2. Les questions particulières du droit des sociétés. Avant d’aborder notre sujet, il faut relever que le droit des sociétés présente la particularité de traiter de plusieurs sphères de relations, dont certaines donnent lieu à un rapport de forces déséquilibré. Les relations entre associés constituent la première sphère de relations, dans laquelle s’invite parfois la personne morale sociétaire. Au sein de cette sphère, l’associé minoritaire peut être placé dans une situation de grand désavantage par rapport à l’associé ou aux associés majoritaires. Les relations entre la société (et les associés) et son ou ses dirigeants constituent une deuxième sphère. Au sein de celle-ci, on peut constater que les relations entre le dirigeant et la société reproduisent parfois le caractère inégalitaire de la relation entre employeur et salarié. Les relations entre cédant et cessionnaire de droits sociaux constituent enfin une troisième sphère, qui met aux prises des parties a priori en situation comparable, un vendeur et un acheteur, si ce n’est que le cédant, lorsqu’il a quitté entièrement la société, peut être en grande difficulté lorsqu’il lui sera demandé de rapporter la preuve de faits ou d’actes relatifs à cette société.
3. Réflexions déjà avancées… La solution formulée par l’Assemblée plénière en 2023 n’était pas entièrement inattendue, puisque des décisions antérieures, en réalité assez nombreuses, avaient déjà admis la possibilité qu’une preuve illicite ou que l’on pouvait considérer comme obtenue de manière déloyale puisse être déclarée recevable. C’est en premier lieu la Cour européenne des droits de l'Homme qui a affirmé l’existence du droit à la preuve, celui-ci pouvant impliquer l’admission d’éléments de preuve dont l’obtention ou la production apparaissent pourtant contestables [3]. En dehors du droit social, c’est le contexte du droit de la famille et des successions qui a particulièrement nourri la question. On relevait déjà ainsi un arrêt de la première chambre civile de la Cour de cassation qui avait censuré l’arrêt d’appel ayant écarté la recevabilité d’une lettre produite notamment sans l’autorisation de son rédacteur, ce qui aurait constitué une violation de l’intimité de sa vie privée et du secret des correspondances. Cette décision était toutefois censurée pour défaut de base légale au regard des articles 9 du Code civil N° Lexbase : L3304ABY et du Code de procédure civile N° Lexbase : L1123H4D, ensemble les articles 6 N° Lexbase : L7558AIR et 8 N° Lexbase : L4798AQR de la Convention européenne des droits de l'Homme. Les juges du fond auraient dû rechercher « si la production litigieuse n'était pas indispensable à l'exercice [du] droit à la preuve, et proportionnée aux intérêts antinomiques en présence » [4]. On n’avait donc pas attendu l’arrêt de l’Assemblée plénière pour entrer pleinement dans l’ère du droit à la preuve, reconnu également en matière civile. Et ce droit pouvait justifier, notamment, des atteintes au droit au respect de la vie privée [5], au secret des affaires [6] ou bien encore au secret professionnel des avocats [7].
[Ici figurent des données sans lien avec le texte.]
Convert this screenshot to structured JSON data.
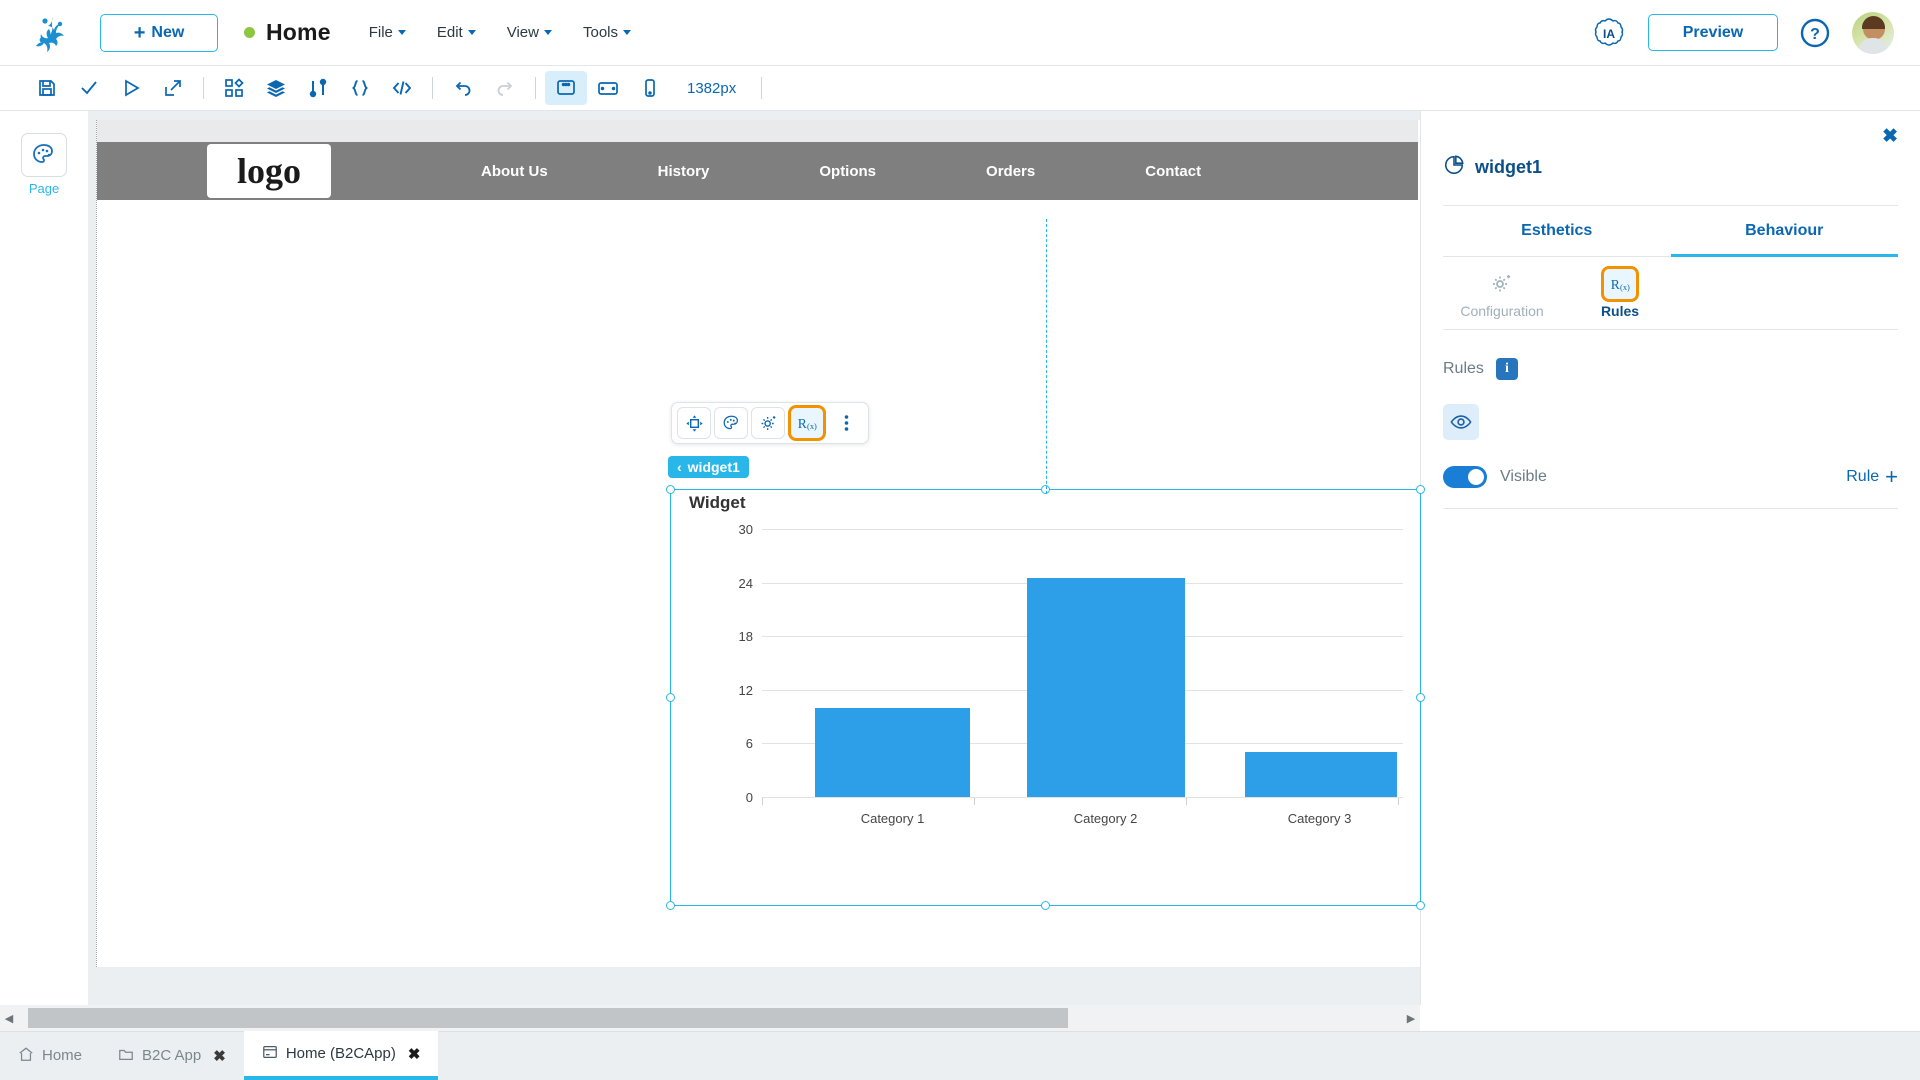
{
  "topbar": {
    "logo_icon": "frog-logo-icon",
    "new_button": {
      "label": "New",
      "icon": "plus-icon"
    },
    "status_dot": "status-dot-online",
    "page_title": "Home",
    "menus": [
      {
        "label": "File"
      },
      {
        "label": "Edit"
      },
      {
        "label": "View"
      },
      {
        "label": "Tools"
      }
    ],
    "ia_badge": "IA",
    "preview_button": "Preview",
    "help_icon": "question-mark-icon",
    "avatar": "user-avatar"
  },
  "toolbar": {
    "items": [
      {
        "name": "save-icon",
        "title": "Save"
      },
      {
        "name": "check-icon",
        "title": "Validate"
      },
      {
        "name": "play-icon",
        "title": "Run"
      },
      {
        "name": "publish-icon",
        "title": "Publish"
      },
      {
        "name": "widgets-icon",
        "title": "Widgets"
      },
      {
        "name": "layers-icon",
        "title": "Layers"
      },
      {
        "name": "dataflow-icon",
        "title": "Data flow"
      },
      {
        "name": "braces-icon",
        "title": "JSON"
      },
      {
        "name": "code-icon",
        "title": "Code"
      },
      {
        "name": "undo-icon",
        "title": "Undo"
      },
      {
        "name": "redo-icon",
        "title": "Redo"
      },
      {
        "name": "desktop-icon",
        "title": "Desktop"
      },
      {
        "name": "tablet-icon",
        "title": "Tablet"
      },
      {
        "name": "mobile-icon",
        "title": "Mobile"
      }
    ],
    "viewport_size": "1382px"
  },
  "left_rail": {
    "items": [
      {
        "label": "Page",
        "icon": "palette-icon"
      }
    ]
  },
  "canvas": {
    "site_nav": {
      "logo_text": "logo",
      "links": [
        "About Us",
        "History",
        "Options",
        "Orders",
        "Contact"
      ]
    },
    "widget_toolbar": [
      {
        "name": "move-icon",
        "highlighted": false
      },
      {
        "name": "palette-icon",
        "highlighted": false
      },
      {
        "name": "settings-icon",
        "highlighted": false
      },
      {
        "name": "rules-rx-icon",
        "highlighted": true
      },
      {
        "name": "kebab-menu-icon",
        "highlighted": false
      }
    ],
    "widget_badge": {
      "chevron": "‹",
      "label": "widget1"
    }
  },
  "chart_data": {
    "type": "bar",
    "title": "Widget",
    "categories": [
      "Category 1",
      "Category 2",
      "Category 3"
    ],
    "values": [
      10,
      24.5,
      5
    ],
    "series": [
      {
        "name": "Widget",
        "values": [
          10,
          24.5,
          5
        ]
      }
    ],
    "yticks": [
      0,
      6,
      12,
      18,
      24,
      30
    ],
    "ylim": [
      0,
      30
    ],
    "xlabel": "",
    "ylabel": "",
    "grid": true,
    "legend": "none",
    "bar_color": "#2c9fe8"
  },
  "right_panel": {
    "close_icon": "close-icon",
    "header_icon": "pie-chart-icon",
    "title": "widget1",
    "tabs": [
      {
        "label": "Esthetics",
        "active": false
      },
      {
        "label": "Behaviour",
        "active": true
      }
    ],
    "subtabs": [
      {
        "label": "Configuration",
        "icon": "settings-sparkle-icon",
        "active": false,
        "highlighted": false
      },
      {
        "label": "Rules",
        "icon": "rules-rx-icon",
        "active": true,
        "highlighted": true
      }
    ],
    "rules_section": {
      "label": "Rules",
      "info_icon": "info-icon",
      "eye_icon": "eye-icon",
      "toggle_label": "Visible",
      "toggle_on": true,
      "add_rule_label": "Rule",
      "add_rule_icon": "plus-icon"
    }
  },
  "scrollbar": {
    "left_arrow": "◀",
    "right_arrow": "▶"
  },
  "bottom_tabs": [
    {
      "label": "Home",
      "icon": "home-icon",
      "closable": false,
      "active": false
    },
    {
      "label": "B2C App",
      "icon": "folder-icon",
      "closable": true,
      "active": false
    },
    {
      "label": "Home (B2CApp)",
      "icon": "page-icon",
      "closable": true,
      "active": true
    }
  ],
  "close_glyph": "✖",
  "colors": {
    "accent_blue": "#0b67b2",
    "cyan": "#29b6e8",
    "orange_highlight": "#f39200",
    "bar_blue": "#2c9fe8",
    "nav_gray": "#7f7f7f",
    "status_green": "#8dc63f"
  }
}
4. …Mais jusqu’à présent limitées concernant le droit des sociétés. Il nous apparaît que la Cour de cassation n’a eu en tout et pour tout jusqu’à présent que deux occasions de voir se rencontrer le droit des sociétés et le droit à la preuve étendu en matière civile, tel que l’affirme désormais l’Assemblée plénière. On imagine pourtant que le contentieux des assemblées d’associés ou d’actionnaires, ou bien encore celui de la révocation des dirigeants sociaux ou de leur responsabilité civile, pourraient constituer des terrains fertiles pour la discussion de la recevabilité d’éléments de preuve sensibles par leur nature ou par la manière dont ils ont été obtenus. N’a-t-on jamais tenté de produire en justice des enregistrements faits à l’insu d’un associé ou d’un dirigeant ? Ce n’est semble-t-il qu’avec un arrêt rendu le 15 mai 2007 [8] et un arrêt beaucoup plus récent du 12 février 2025 que la Chambre commerciale de la Cour de cassation a rapproché la question du droit des sociétés [9].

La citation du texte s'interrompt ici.